Attempto Racing is a German racing team founded in 2005 by Arkin Aka. It has competed in various championships such as Porsche Supercup, Porsche Carrera Cup Germany, ADAC GT Masters, DTM and the GT World Challenge Europe.

== History ==
Founded by Arkin Aka in 2005, Attempto Racing began racing lower-rank Porsche competitions before settling in Porsche Carrera Cup. The team notably won both the Porsche Supercup and Porsche Carrera Cup Germany in 2013, with Nicki Thiim and Kévin Estre respectively. In 2015, Attempto entered the GT3 scene with McLaren and Porsche in the Blancpain GT Series. Full campaigns with Porsche and Lamborghini followed, before the team inked a deal with Audi to field the R8 LMS from 2018 onwards. The partnership bore fruit immediately, as Kelvin van der Linde and Steijn Schothorst won on debut at Zolder.
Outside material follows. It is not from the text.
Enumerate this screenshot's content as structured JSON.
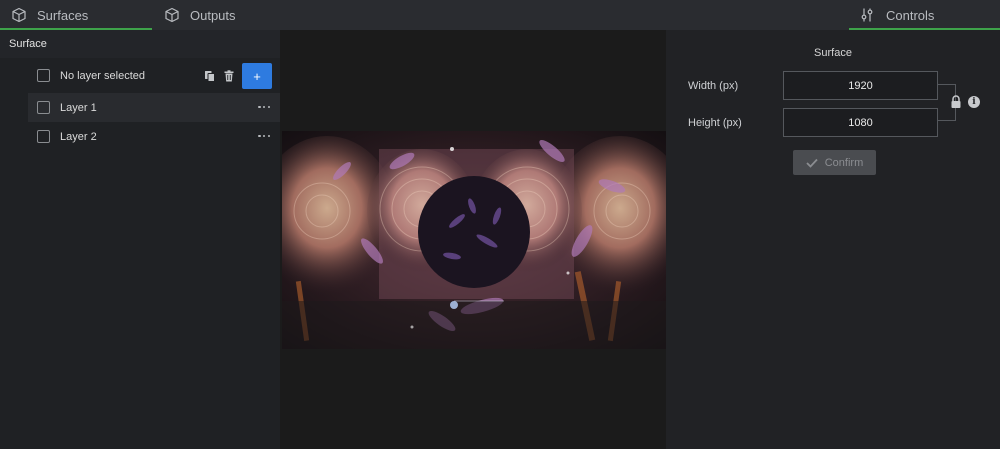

In late 2019, Attempto achieved a one-two finish at the Gulf 12 Hours, before securing a historic podium at the flagship Spa 24 Hours the following year. In 2023, in collaboration with Tresor Competition and Orange1, the team expanded to three cars and won its first major title, the GT World Challenge Europe Sprint Cup, with Ricardo Feller and Mattia Drudi. It also competed in the Deutsche Tourenwagen Masters in 2022 and 2023.